The irony of Sabbath

One of the cornerstone commandments of the the Old Testament law exists because God wants us to rest.  This is grounded in the Creation narrative in Genesis 1.

“Remember the sabbath day, to keep it holy. Six days you shall labor and do all your work, but the seventh day is a sabbath of the Lord your God; in it you shall not do any work, you or your son or your daughter, your male or your female servant or your cattle or your sojourner who stays with you. For in six days the Lord made the heavens and the earth, the sea and all that is in them, and rested on the seventh day; therefore the Lord blessed the sabbath day and made it holy.

Exodus 20:8-11   NASB (Emphasis added)

 

What does it mean that God rested?  Was he tired?  Probably not (Isaiah 40:28).  Did he run out of things to do?  That’s hard to imagine.  No, when viewed against its cultural backdrop, God’s rest becomes perfectly clear.  In the Ancient Near East, deities rest in temples.[1] So what is God’s temple?  All of creation.  No one built a dwelling for him.  He built it for himself, so that he might dwell with his creation.  His rest has nothing to do with exhaustion, or the completion of a list.  His rest signals his sovereign authority over the cosmos, coupled with his desire to commune with his creation.  It blends his transcendence and his immanence.
So what does that have to do with taking a Sabbath?

I love stories about how God comes through.  They are so inspiring.  It seems I am not alone.  Inspirational stories and quotes are a staple of the movie and music industries.  The odd thing about it is everyone wants the story, but no one wants the desperation that leads to the story.  We want to say God has come through for us in remarkable ways, but we don’t want to be in a position where we need God to come through.

To be honest, I don’t think God wants us to be in that position either.  That’s why one of his commandments is the Sabbath.  Just think about that for a moment.  God, who is charged with being a legalistic and wrathful deity in the Old Testament, commands his people to take a day off.  Why?  Because he wants to remind his people on a regular basis that he comes through.  He wants to give them weekly inspirational stories of his remarkable provision and sovereignty.

One wonders whether we would reach the point of desperation as often if we heeded the urging of the Lord to rest.  The purpose of a Sabbath isn’t to distract your from all the things you have to do.
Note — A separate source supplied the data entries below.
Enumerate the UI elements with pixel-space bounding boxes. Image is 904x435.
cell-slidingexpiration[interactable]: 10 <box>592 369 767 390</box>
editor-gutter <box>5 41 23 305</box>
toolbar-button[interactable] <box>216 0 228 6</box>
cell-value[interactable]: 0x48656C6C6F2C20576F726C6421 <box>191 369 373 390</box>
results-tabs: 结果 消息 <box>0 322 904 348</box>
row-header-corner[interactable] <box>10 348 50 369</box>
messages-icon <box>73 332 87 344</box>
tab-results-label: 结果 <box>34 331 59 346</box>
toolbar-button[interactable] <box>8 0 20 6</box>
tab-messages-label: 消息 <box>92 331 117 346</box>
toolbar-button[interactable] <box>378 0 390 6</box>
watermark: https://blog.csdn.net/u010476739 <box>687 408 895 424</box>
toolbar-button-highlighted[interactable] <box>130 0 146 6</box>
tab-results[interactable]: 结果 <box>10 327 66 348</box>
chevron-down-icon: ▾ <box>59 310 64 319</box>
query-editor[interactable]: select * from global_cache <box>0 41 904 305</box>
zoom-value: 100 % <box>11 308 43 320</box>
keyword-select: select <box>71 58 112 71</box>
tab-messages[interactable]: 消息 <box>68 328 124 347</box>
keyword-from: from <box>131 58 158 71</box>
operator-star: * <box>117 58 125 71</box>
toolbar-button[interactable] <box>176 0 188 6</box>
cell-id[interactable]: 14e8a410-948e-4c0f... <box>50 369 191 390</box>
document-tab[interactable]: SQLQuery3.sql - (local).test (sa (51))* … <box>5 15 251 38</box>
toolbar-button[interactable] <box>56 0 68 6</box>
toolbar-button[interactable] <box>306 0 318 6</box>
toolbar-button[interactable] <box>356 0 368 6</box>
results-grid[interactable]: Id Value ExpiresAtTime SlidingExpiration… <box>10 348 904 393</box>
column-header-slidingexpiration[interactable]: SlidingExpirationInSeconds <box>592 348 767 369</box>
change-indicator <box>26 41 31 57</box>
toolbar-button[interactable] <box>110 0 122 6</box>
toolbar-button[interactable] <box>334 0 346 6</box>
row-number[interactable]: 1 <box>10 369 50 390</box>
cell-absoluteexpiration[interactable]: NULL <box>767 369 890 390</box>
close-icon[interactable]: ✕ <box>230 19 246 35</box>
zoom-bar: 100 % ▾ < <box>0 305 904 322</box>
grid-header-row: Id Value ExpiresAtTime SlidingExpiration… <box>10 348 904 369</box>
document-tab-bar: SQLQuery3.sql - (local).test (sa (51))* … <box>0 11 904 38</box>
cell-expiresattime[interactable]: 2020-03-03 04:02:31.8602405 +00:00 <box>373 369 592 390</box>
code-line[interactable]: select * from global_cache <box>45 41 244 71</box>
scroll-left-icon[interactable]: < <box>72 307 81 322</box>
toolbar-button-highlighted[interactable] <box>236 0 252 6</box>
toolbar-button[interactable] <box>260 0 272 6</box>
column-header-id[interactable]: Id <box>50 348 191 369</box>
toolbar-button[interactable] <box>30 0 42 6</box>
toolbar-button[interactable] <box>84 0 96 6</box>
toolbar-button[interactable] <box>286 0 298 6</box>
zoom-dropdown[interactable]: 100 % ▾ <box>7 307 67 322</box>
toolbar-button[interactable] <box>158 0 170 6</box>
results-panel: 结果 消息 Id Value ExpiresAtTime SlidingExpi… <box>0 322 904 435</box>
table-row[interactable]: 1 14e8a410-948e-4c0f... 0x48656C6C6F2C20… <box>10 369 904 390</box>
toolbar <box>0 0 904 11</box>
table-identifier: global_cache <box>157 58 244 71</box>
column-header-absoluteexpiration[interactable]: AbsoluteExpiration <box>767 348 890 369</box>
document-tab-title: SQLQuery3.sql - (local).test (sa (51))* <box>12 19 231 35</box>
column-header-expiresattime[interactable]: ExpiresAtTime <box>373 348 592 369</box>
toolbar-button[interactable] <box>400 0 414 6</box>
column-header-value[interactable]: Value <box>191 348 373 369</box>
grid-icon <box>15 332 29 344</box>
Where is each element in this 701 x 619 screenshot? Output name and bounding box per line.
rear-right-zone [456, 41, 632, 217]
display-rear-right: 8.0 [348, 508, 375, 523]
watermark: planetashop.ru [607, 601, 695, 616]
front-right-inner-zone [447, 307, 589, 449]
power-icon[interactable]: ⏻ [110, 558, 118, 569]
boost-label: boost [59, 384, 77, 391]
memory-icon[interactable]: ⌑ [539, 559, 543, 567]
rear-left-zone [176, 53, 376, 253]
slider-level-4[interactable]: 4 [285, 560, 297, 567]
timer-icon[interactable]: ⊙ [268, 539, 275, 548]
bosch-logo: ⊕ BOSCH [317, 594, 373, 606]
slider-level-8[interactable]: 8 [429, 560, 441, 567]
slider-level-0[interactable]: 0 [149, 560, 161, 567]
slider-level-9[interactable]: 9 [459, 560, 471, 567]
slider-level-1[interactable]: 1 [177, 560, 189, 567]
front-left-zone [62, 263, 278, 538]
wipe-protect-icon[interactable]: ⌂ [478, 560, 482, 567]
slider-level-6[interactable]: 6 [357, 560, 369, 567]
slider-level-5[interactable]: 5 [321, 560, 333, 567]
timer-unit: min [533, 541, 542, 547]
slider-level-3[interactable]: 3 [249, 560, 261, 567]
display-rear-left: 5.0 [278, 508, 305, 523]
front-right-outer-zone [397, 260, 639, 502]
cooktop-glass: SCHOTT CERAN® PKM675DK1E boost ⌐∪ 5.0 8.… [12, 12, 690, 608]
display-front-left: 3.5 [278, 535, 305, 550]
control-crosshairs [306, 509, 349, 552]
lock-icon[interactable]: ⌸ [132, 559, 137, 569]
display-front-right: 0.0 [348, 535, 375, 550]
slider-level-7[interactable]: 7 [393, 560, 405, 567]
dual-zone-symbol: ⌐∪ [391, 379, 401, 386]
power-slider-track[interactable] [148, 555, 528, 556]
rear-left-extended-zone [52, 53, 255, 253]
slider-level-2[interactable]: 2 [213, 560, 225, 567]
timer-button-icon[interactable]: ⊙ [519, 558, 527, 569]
You don’t take a Sabbath because you’ve finished your task list.  You don’t take a Sabbath because you are exhausted.  The purpose of a Sabbath is to face all the things you have to do and recognize that even if they don’t get done, God is on the throne. The world won’t end if you aren’t productive for a day. So don’t be distracted. Take comfort in knowing that your temporary inaction isn’t hurting anyone.

God rested on the seventh day to indicate that the entire universe is his temple and he is on the throne of that temple.  He wants us to rest as a reminder of that reality.  He wants us to rest because it is our way of intentionally giving him room to come through for his people.  So put down your work, let the dishes pile up, don’t mow the lawn today.  Enjoy your family, enjoy your friends, and enjoy your God as he comes through for you in ways that you can’t imagine.


[1] For further reading on the Garden of Eden as a Temple, see excellent works by John H. Walton such as The Lost World of Genesis One and The Lost World of Scripture, and Gregory Beale such as The Temple and the Church’s Mission.